Panitia pun menampik dan mengatakan bahwa pada Ahad kemarin hingga malam harinya mereka hanya menggelar pentas seni saja. Selain itu, acara tersebut, menurut Direktur LBH Jakarta, Alghiffari Aqsa, sebagai bentuk protes pembubaran seminar oleh pihak kepolisian sehari sebelumnya, Sabtu (16/9).

“Kami hari ini menyelenggarakan acara seni saja. Menolak pembubaran seminar oleh kepolisian,” ujar Ketua Bidang Advokasi YLBHI Muhammad Isnur sebagaimana dikutip oleh beberapa media online, Ahad (17/9).

Yang dimaksud Isnur adalah bahwa pada Ahad sore hingga malam tadi, LBH Jakarta dan YLBHI menggelar acara “Asik Asik Aksi: Indonesia Darurat Demokrasi”. Acara itu sebagai bentuk protes atas dihentikannya secara paksa oleh kepolisian diskusi tentang Sejarah 65 di Gedung YLBHI itu.

Kapolda Irjen (Pol) Idham Azis pun lewat pengeras suara mengumumkan kepada ribuan massa, Ahad (17/9) malam bahwa acara di Gedung LBH tak terkait dengan PKI. Namun rupanya massa tetap tak percaya.

Baca Juga

Sementara Korlap dari GPII, Nanang Kosim mengungkapkan, pihaknya kembali menggelar aksi dengan tujuan untuk membubarkan acara tersebut. Ia juga menyebut ada anak tokoh PKI dalam acara itu.

Nanang mengatakan, pihaknya sudah melaporkan acara tersebut sebelumnya, pada Sabtu (16/9) kepada pihak kepolisian.

“Sejak Sabtu kami sudah melaporkan kepada pihak kepolisian. Polisi juga sudah membubarkan acara itu di hari Sabtu. Tetapi Sabtu sore mereka tetap membuat acara masuk ke dalam, dan pada Minggu pun mereka membuat (acara) lagi. Ini keterlaluan, tidak bisa dibiarkan,” kata Nanang.

Nanang mengungkapkan, ia memiliki bukti TOR kegiatan Seminar Sejarah 1965 tersebut.

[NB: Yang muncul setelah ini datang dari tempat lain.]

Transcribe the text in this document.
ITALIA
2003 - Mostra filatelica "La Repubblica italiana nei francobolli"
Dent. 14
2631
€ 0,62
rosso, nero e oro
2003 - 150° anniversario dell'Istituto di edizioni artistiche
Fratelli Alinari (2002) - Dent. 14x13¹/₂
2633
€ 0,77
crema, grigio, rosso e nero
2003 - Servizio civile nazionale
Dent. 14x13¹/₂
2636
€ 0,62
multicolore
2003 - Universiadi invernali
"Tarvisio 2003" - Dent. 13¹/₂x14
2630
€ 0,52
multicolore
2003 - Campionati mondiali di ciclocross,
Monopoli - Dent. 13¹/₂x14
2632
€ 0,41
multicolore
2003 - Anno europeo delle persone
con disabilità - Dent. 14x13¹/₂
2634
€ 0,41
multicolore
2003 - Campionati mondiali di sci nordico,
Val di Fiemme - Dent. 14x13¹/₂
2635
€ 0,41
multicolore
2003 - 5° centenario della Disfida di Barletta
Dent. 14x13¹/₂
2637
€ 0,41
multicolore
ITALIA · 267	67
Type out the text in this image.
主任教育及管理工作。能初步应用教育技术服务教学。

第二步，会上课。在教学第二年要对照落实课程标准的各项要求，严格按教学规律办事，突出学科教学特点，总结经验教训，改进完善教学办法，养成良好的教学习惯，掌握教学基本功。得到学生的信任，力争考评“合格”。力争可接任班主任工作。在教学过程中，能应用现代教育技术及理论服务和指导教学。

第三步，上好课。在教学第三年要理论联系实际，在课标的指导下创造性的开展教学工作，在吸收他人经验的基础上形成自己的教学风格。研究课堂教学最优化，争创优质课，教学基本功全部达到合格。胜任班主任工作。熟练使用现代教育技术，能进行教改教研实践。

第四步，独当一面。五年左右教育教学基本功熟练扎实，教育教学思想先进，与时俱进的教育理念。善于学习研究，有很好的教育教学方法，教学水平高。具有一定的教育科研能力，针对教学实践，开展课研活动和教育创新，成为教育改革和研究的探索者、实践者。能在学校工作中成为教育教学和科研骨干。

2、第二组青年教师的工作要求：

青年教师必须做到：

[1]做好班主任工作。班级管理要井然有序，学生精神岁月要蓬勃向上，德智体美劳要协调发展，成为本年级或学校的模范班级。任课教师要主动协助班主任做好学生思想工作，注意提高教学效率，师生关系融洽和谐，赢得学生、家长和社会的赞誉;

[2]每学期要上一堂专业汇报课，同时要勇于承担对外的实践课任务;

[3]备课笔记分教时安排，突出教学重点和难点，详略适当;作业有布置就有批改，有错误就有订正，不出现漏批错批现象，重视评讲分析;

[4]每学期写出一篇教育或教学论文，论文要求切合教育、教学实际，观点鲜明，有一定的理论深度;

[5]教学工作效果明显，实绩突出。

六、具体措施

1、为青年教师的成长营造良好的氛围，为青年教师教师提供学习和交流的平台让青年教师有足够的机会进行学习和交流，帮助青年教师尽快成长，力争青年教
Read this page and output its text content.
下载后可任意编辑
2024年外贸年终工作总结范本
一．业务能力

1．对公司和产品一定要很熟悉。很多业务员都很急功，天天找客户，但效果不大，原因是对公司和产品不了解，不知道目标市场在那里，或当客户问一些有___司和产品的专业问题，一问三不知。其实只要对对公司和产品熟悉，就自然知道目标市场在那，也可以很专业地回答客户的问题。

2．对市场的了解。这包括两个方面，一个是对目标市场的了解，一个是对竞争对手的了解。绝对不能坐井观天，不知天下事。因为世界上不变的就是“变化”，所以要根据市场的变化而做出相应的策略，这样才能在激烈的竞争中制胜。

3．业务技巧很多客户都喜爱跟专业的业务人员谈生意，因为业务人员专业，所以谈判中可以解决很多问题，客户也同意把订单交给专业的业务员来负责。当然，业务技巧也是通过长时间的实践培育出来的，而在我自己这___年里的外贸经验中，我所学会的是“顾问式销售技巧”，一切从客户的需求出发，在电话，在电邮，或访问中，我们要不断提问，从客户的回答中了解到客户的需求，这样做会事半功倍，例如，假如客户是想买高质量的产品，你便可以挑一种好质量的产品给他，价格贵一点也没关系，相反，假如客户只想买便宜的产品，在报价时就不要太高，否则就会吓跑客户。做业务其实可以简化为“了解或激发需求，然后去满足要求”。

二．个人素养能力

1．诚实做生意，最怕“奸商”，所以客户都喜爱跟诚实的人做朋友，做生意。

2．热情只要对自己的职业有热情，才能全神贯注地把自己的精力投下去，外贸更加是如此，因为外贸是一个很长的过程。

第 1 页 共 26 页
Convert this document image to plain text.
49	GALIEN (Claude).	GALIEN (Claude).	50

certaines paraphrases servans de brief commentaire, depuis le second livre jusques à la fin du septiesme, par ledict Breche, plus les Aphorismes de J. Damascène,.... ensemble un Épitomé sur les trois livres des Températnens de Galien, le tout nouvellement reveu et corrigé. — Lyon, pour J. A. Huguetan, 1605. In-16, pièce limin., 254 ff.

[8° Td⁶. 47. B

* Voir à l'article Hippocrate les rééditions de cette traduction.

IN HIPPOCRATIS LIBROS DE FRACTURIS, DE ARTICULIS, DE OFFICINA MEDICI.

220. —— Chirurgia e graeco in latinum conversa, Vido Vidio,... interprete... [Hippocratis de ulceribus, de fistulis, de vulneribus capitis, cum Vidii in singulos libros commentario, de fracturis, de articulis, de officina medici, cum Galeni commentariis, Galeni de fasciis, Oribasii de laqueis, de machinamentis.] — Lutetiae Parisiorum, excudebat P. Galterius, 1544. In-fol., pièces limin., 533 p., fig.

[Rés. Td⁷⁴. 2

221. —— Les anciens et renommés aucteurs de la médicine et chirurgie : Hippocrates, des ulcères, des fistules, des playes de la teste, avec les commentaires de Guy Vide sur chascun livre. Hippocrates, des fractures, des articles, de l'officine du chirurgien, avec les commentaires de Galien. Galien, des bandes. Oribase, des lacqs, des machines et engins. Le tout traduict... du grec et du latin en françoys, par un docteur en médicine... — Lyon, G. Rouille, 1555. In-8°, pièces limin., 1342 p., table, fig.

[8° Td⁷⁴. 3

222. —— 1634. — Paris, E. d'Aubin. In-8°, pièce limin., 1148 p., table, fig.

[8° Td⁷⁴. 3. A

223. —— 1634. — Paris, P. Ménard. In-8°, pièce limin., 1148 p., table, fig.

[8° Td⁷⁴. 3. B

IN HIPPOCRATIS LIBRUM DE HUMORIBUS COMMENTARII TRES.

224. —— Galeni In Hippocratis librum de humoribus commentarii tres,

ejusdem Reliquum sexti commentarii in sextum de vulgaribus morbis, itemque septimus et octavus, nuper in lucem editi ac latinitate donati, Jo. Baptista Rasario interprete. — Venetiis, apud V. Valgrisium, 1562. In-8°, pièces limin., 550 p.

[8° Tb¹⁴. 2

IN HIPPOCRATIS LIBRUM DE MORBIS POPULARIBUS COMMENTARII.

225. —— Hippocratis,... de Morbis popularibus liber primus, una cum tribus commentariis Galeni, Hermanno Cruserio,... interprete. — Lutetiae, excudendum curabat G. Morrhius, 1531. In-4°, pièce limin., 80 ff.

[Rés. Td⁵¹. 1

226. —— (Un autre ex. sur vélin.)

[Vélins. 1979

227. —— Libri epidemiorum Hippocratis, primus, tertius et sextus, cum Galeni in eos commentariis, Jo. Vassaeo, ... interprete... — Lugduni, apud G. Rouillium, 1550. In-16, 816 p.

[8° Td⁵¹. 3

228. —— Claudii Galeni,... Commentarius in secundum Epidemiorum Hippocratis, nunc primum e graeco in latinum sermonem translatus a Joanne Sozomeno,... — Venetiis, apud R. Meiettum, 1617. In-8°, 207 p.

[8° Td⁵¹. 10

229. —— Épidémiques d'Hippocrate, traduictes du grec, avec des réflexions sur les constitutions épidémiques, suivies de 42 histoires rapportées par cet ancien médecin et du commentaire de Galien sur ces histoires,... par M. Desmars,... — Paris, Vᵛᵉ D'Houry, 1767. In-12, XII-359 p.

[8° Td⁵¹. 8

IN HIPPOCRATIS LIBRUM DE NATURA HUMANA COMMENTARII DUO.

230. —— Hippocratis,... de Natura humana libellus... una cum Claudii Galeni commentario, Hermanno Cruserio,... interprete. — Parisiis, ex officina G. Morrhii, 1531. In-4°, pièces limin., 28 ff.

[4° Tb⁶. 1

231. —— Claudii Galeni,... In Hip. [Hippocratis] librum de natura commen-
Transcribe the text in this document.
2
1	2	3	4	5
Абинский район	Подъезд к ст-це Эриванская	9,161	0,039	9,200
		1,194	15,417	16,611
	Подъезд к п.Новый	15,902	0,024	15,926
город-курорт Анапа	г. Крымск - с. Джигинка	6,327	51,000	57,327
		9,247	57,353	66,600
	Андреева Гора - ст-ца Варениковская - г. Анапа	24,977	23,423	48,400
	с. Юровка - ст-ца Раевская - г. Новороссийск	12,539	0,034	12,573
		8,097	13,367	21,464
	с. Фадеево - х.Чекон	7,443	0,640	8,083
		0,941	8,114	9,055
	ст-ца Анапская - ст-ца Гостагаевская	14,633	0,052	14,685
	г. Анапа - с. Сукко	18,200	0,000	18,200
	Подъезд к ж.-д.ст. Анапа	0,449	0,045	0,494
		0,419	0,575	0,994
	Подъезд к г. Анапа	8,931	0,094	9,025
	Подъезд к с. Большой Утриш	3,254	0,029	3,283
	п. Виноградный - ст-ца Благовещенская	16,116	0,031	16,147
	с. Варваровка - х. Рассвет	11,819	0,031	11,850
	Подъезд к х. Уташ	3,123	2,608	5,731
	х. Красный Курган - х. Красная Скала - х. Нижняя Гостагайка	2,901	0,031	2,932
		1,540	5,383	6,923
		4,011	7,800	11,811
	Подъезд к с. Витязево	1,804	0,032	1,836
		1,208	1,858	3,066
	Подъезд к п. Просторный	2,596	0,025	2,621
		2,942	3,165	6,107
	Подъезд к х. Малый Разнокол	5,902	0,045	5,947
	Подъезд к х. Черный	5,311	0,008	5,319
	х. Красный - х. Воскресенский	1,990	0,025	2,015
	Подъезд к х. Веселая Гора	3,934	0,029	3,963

Dia memeparkan, di dalamnya ada upaya pembelokan sejarah peristiwa 1965 yang dianggap sebagai catatan hitam negara Indonesia.

“Kami telah memiliki TOR (seminar) untuk membongkar peristiwa 1965. Di dalam TOR akan mendatangkan wantimpres, jadi mereka benar-benar mau memutarbalikkan sejarah,” terang Nanang.

Sementara dalam rilis dan konferensi persnya, Senin (18/9), LBH/YLBHI membantah acara yang digelar dikantor LBH itu terkait PKI.

Menurut Ketua Umum YLBHI Asfinawati dan Direktur LBH Jakarta, Alghiffari Aqsa, apparat kepolisian, mulai dar Kapolsek Menteng, Kapolres Jakarta Pusat, Kabaintelkam Mabes Polri dan Kapolda Metro Jaya, telah melakukan klarifikasi langsung, melihat semua bahan, mengawasi terus menerus dan mengakui serta menjelaskan kepada massa bahwa tidak ada acara yang berkaitan sama sekali dengan PKI atau komunisme.

“Tetapi massa tidak mau mendengar, dan melawan aparat,” ungkap Alghiffari.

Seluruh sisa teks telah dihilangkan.